I looked through these threads yes. I am currently trying to follow the "Building a COI database from BOLD references" pipeline.
However, I am stuck at the primers trimming step. I used ZBJ-Art primers and am supposed to get an amplicon of 157 bp after trimming the sequences at the primers coordinates but the closest I can get to this length is 147 bp. I tried about 50 parameters combinations but mostly got amplicons of 147 bp. It is said on the tutorial that this step is pretty random so I will keep on trying with different parameters. But I find it suspicious.
My guess is @Ander is referring to this part of the BOLD tutorial, when he mentions that a portion of the workflow "is pretty random":
In the quote above, and the step @Ander is working on in this question, we're trying to find a region that aligns between a primer set and some set of sequences. It's not clear to me from these posts thus far how the user went about subsettting their data to try the alignment of the new primer set (ZBJ-Art) to their own BOLD sequence collection. In the tutorial, I point out that you should start with a subset of your samples, filtering both for sequence length and taxonomic completeness (see here). In that example, I mention filtering these gapped sequences by a minimum length of 660bp; even though the expected sequences is usually a bit less (around 658bp), remember that the expected length is that of the degapped sequence. In the case of the ZBJ-Art primers, you might expect a degapped amplicon of 157bp, but you should probably set a threshold at least that long (or maybe a bit longer). If you pre-filter your gapped alignment file in such a manner, I would be really surprised to see you getting these degapped lengths less than 150bp as routinely as you're suggesting.

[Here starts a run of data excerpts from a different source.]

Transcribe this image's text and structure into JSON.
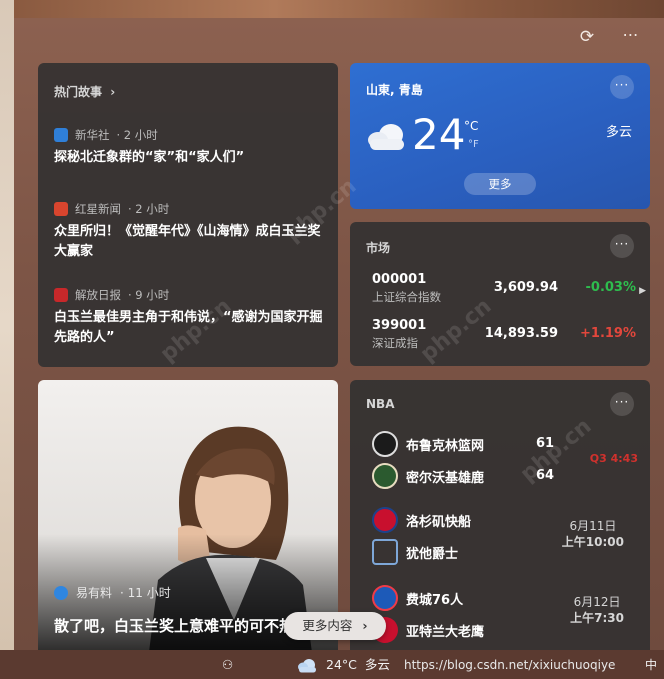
{
  "panel": {
    "refresh_icon": "refresh-icon",
    "more_icon": "more-icon",
    "more_glyph": "⋯"
  },
  "top_stories": {
    "title": "热门故事",
    "chevron": "›",
    "items": [
      {
        "source": "新华社",
        "time": "· 2 小时",
        "title": "探秘北迁象群的“家”和“家人们”",
        "icon_color": "#2f7fd8"
      },
      {
        "source": "红星新闻",
        "time": "· 2 小时",
        "title": "众里所归！《觉醒年代》《山海情》成白玉兰奖大赢家",
        "icon_color": "#d9452e"
      },
      {
        "source": "解放日报",
        "time": "· 9 小时",
        "title": "白玉兰最佳男主角于和伟说，“感谢为国家开掘先路的人”",
        "icon_color": "#c8282a"
      }
    ]
  },
  "weather": {
    "location": "山東, 青島",
    "temp": "24",
    "unit_c": "°C",
    "unit_f": "°F",
    "condition": "多云",
    "more": "更多",
    "card_more": "···",
    "bg": "#2a5fbf"
  },
  "market": {
    "title": "市场",
    "card_more": "···",
    "arrow": "▶",
    "stocks": [
      {
        "code": "000001",
        "name": "上证综合指数",
        "price": "3,609.94",
        "change": "-0.03%",
        "color": "#2ebd4e"
      },
      {
        "code": "399001",
        "name": "深证成指",
        "price": "14,893.59",
        "change": "+1.19%",
        "color": "#e2473c"
      }
    ]
  },
  "photo_news": {
    "source": "易有料",
    "time": "· 11 小时",
    "title": "散了吧，白玉兰奖上意难平的可不热依扎"
  },
  "nba": {
    "title": "NBA",
    "card_more": "···",
    "games": [
      {
        "home": "布鲁克林篮网",
        "home_score": "61",
        "away": "密尔沃基雄鹿",
        "away_score": "64",
        "status": "Q3 4:43"
      },
      {
        "home": "洛杉矶快船",
        "away": "犹他爵士",
        "date": "6月11日",
        "time": "上午10:00"
      },
      {
        "home": "费城76人",
        "away": "亚特兰大老鹰",
        "date": "6月12日",
        "time": "上午7:30"
      }
    ]
  },
  "more_content": {
    "label": "更多内容",
    "chevron": "›"
  },
  "taskbar": {
    "weather_temp": "24°C",
    "weather_cond": "多云",
    "url_text": "https://blog.csdn.net/xixiuchuoqiye",
    "ime": "中"
  }
}
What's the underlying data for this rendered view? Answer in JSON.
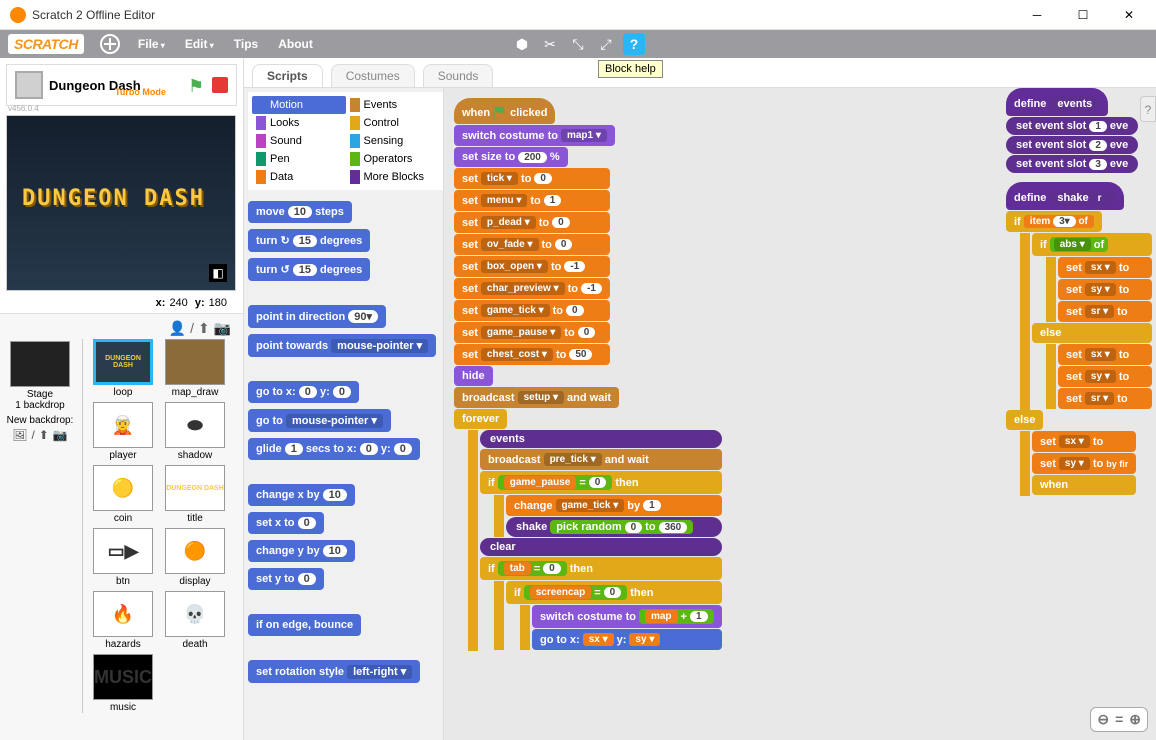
{
  "window": {
    "title": "Scratch 2 Offline Editor"
  },
  "menu": {
    "file": "File",
    "edit": "Edit",
    "tips": "Tips",
    "about": "About"
  },
  "tooltip": "Block help",
  "project": {
    "name": "Dungeon Dash",
    "turbo": "Turbo Mode",
    "version": "v456.0.4"
  },
  "stage": {
    "title_text": "DUNGEON DASH",
    "x_label": "x:",
    "x": "240",
    "y_label": "y:",
    "y": "180"
  },
  "stage_col": {
    "label": "Stage",
    "sub": "1 backdrop",
    "new": "New backdrop:"
  },
  "sprites": [
    {
      "name": "loop",
      "sel": true
    },
    {
      "name": "map_draw"
    },
    {
      "name": "player"
    },
    {
      "name": "shadow"
    },
    {
      "name": "coin"
    },
    {
      "name": "title"
    },
    {
      "name": "btn"
    },
    {
      "name": "display"
    },
    {
      "name": "hazards"
    },
    {
      "name": "death"
    },
    {
      "name": "music"
    }
  ],
  "tabs": {
    "scripts": "Scripts",
    "costumes": "Costumes",
    "sounds": "Sounds"
  },
  "categories": [
    {
      "name": "Motion",
      "color": "#4a6cd4",
      "active": true
    },
    {
      "name": "Events",
      "color": "#c88330"
    },
    {
      "name": "Looks",
      "color": "#8a55d7"
    },
    {
      "name": "Control",
      "color": "#e1a91a"
    },
    {
      "name": "Sound",
      "color": "#bb42c3"
    },
    {
      "name": "Sensing",
      "color": "#2ca5e2"
    },
    {
      "name": "Pen",
      "color": "#0e9a6c"
    },
    {
      "name": "Operators",
      "color": "#5cb712"
    },
    {
      "name": "Data",
      "color": "#ee7d16"
    },
    {
      "name": "More Blocks",
      "color": "#632d99"
    }
  ],
  "palette": {
    "move": "move",
    "move_v": "10",
    "steps": "steps",
    "turn_r": "turn ↻",
    "turn_l": "turn ↺",
    "deg_v": "15",
    "degrees": "degrees",
    "point_dir": "point in direction",
    "dir_v": "90▾",
    "point_tw": "point towards",
    "ptw_v": "mouse-pointer ▾",
    "goto": "go to x:",
    "goto_x": "0",
    "goto_yl": "y:",
    "goto_y": "0",
    "goto_mp": "go to",
    "mp_v": "mouse-pointer ▾",
    "glide": "glide",
    "glide_s": "1",
    "glide_t": "secs to x:",
    "glide_x": "0",
    "glide_y": "0",
    "chx": "change x by",
    "chx_v": "10",
    "setx": "set x to",
    "setx_v": "0",
    "chy": "change y by",
    "chy_v": "10",
    "sety": "set y to",
    "sety_v": "0",
    "edge": "if on edge, bounce",
    "rot": "set rotation style",
    "rot_v": "left-right ▾"
  },
  "script": {
    "when_clicked": "when",
    "clicked": "clicked",
    "switch_costume": "switch costume to",
    "map1": "map1 ▾",
    "set_size": "set size to",
    "size_v": "200",
    "pct": "%",
    "set": "set",
    "to": "to",
    "vars": [
      {
        "n": "tick ▾",
        "v": "0"
      },
      {
        "n": "menu ▾",
        "v": "1"
      },
      {
        "n": "p_dead ▾",
        "v": "0"
      },
      {
        "n": "ov_fade ▾",
        "v": "0"
      },
      {
        "n": "box_open ▾",
        "v": "-1"
      },
      {
        "n": "char_preview ▾",
        "v": "-1"
      },
      {
        "n": "game_tick ▾",
        "v": "0"
      },
      {
        "n": "game_pause ▾",
        "v": "0"
      },
      {
        "n": "chest_cost ▾",
        "v": "50"
      }
    ],
    "hide": "hide",
    "broadcast": "broadcast",
    "setup": "setup ▾",
    "and_wait": "and wait",
    "forever": "forever",
    "events_call": "events",
    "pre_tick": "pre_tick ▾",
    "if": "if",
    "gp_var": "game_pause",
    "eq": "=",
    "zero": "0",
    "then": "then",
    "change": "change",
    "gt_var": "game_tick ▾",
    "by": "by",
    "one": "1",
    "shake": "shake",
    "pick_random": "pick random",
    "to360": "360",
    "clear": "clear",
    "tab": "tab",
    "screencap": "screencap",
    "map": "map",
    "plus": "+",
    "gotoxy": "go to x:",
    "sx": "sx ▾",
    "sy": "sy ▾",
    "define": "define",
    "events_def": "events",
    "set_event_slot": "set event slot",
    "ev1": "1",
    "ev2": "2",
    "ev3": "3",
    "eve": "eve",
    "shake_def": "shake",
    "r_param": "r",
    "item": "item",
    "item3": "3▾",
    "of": "of",
    "abs": "abs ▾",
    "sr": "sr ▾",
    "else": "else",
    "when": "when",
    "look_by_fir": "by fir"
  },
  "zoom": {
    "in": "⊕",
    "reset": "=",
    "out": "⊖"
  },
  "help_tab": "?"
}
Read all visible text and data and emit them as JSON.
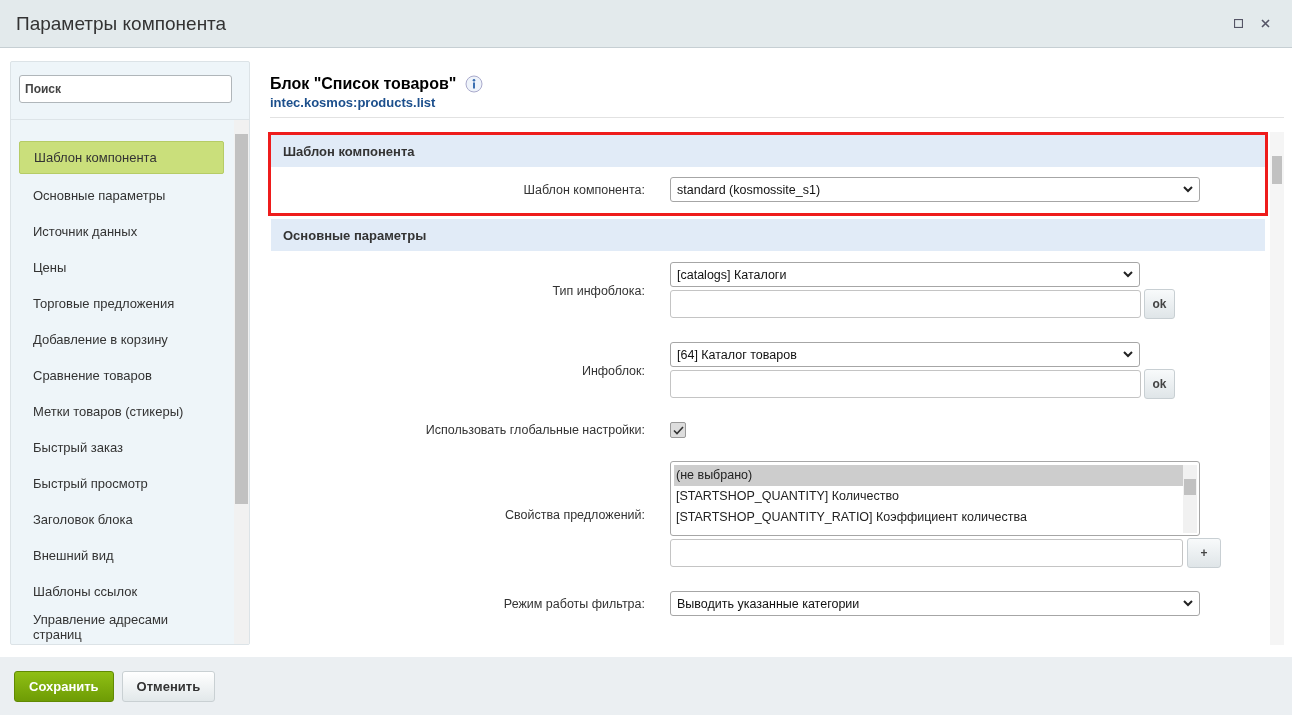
{
  "window": {
    "title": "Параметры компонента"
  },
  "sidebar": {
    "search": {
      "placeholder": "Поиск"
    },
    "items": [
      {
        "label": "Шаблон компонента",
        "selected": true
      },
      {
        "label": "Основные параметры",
        "selected": false
      },
      {
        "label": "Источник данных",
        "selected": false
      },
      {
        "label": "Цены",
        "selected": false
      },
      {
        "label": "Торговые предложения",
        "selected": false
      },
      {
        "label": "Добавление в корзину",
        "selected": false
      },
      {
        "label": "Сравнение товаров",
        "selected": false
      },
      {
        "label": "Метки товаров (стикеры)",
        "selected": false
      },
      {
        "label": "Быстрый заказ",
        "selected": false
      },
      {
        "label": "Быстрый просмотр",
        "selected": false
      },
      {
        "label": "Заголовок блока",
        "selected": false
      },
      {
        "label": "Внешний вид",
        "selected": false
      },
      {
        "label": "Шаблоны ссылок",
        "selected": false
      },
      {
        "label": "Управление адресами страниц",
        "selected": false
      }
    ]
  },
  "component": {
    "title": "Блок \"Список товаров\"",
    "code": "intec.kosmos:products.list"
  },
  "sections": [
    {
      "title": "Шаблон компонента",
      "highlighted": true,
      "fields": [
        {
          "kind": "select",
          "label": "Шаблон компонента:",
          "value": "standard (kosmossite_s1)"
        }
      ]
    },
    {
      "title": "Основные параметры",
      "highlighted": false,
      "fields": [
        {
          "kind": "select_text",
          "label": "Тип инфоблока:",
          "value": "[catalogs] Каталоги",
          "button": "ok"
        },
        {
          "kind": "select_text",
          "label": "Инфоблок:",
          "value": "[64] Каталог товаров",
          "button": "ok"
        },
        {
          "kind": "checkbox",
          "label": "Использовать глобальные настройки:",
          "checked": true
        },
        {
          "kind": "multiselect",
          "label": "Свойства предложений:",
          "button": "+",
          "options": [
            {
              "text": "(не выбрано)",
              "selected": true
            },
            {
              "text": "[STARTSHOP_QUANTITY] Количество",
              "selected": false
            },
            {
              "text": "[STARTSHOP_QUANTITY_RATIO] Коэффициент количества",
              "selected": false
            }
          ]
        },
        {
          "kind": "select",
          "label": "Режим работы фильтра:",
          "value": "Выводить указанные категории"
        }
      ]
    }
  ],
  "buttons": [
    {
      "label": "Сохранить",
      "kind": "primary"
    },
    {
      "label": "Отменить",
      "kind": "secondary"
    }
  ]
}
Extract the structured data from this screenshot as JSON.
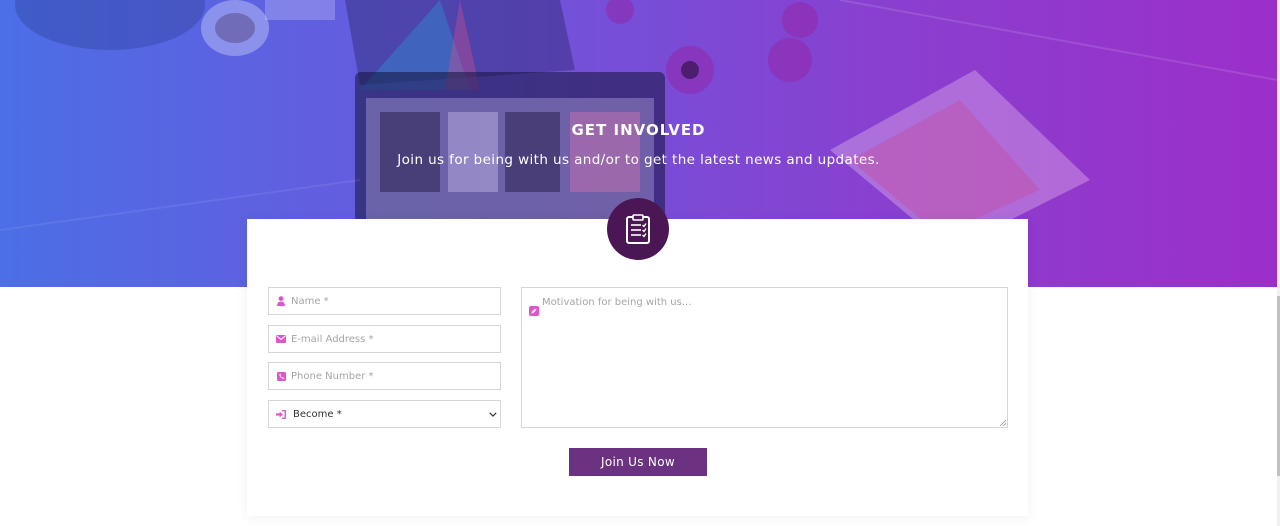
{
  "section": {
    "title": "GET INVOLVED",
    "subtitle": "Join us for being with us and/or to get the latest news and updates."
  },
  "form": {
    "name_placeholder": "Name *",
    "email_placeholder": "E-mail Address *",
    "phone_placeholder": "Phone Number *",
    "become_selected": "Become *",
    "motivation_placeholder": "Motivation for being with us...",
    "submit_label": "Join Us Now"
  },
  "icons": {
    "badge": "clipboard-list-icon",
    "name": "user-icon",
    "email": "envelope-icon",
    "phone": "phone-icon",
    "become": "sign-in-icon",
    "motivation": "edit-icon",
    "select_caret": "chevron-down-icon"
  },
  "colors": {
    "hero_gradient_start": "#4c6ee6",
    "hero_gradient_end": "#9b2fc9",
    "badge_bg": "#4a1654",
    "icon_accent": "#e056c9",
    "button_bg": "#6a3280"
  }
}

For what it's worth, most BOLD sequences should be that ~650bp length, and most were generated using a primer set that occur outside of the flanking regions that ZBJ-Art primers work - see this supplementary figure that indicates where these primers fall on COI (from Jusino et. al's 2018 paper describing their development of ANML primers). Filtering for a length of just 150bp might be a bad idea, and filtering for these more complete BOLD sequences is probably an indication that they aren't junk... no guarantees though
It would be helpful to get some clarity on this statement from @Ander too:
50 combinations of what parameters? The length of sequences? The taxonomic completeness?
One other thought would be to try a very specific subset of sequences. Say, take only a particular family of moths or beetles or any other frequently represented insect order, filter for just those records with some minimum length, filter for those records with complete names, then see if you can't get your primers to align where you know they should be aligning. If you happen to have a copy of the original Zeale paper, Table 3 highlights that they were able to recover a lot of Lepidopteran samples from bat fecal samples that matched to a BOLD reference - point being, if you're going to test our your samples on some subset of your specific BOLD references, moths is probably a good place to start for this particular primer set.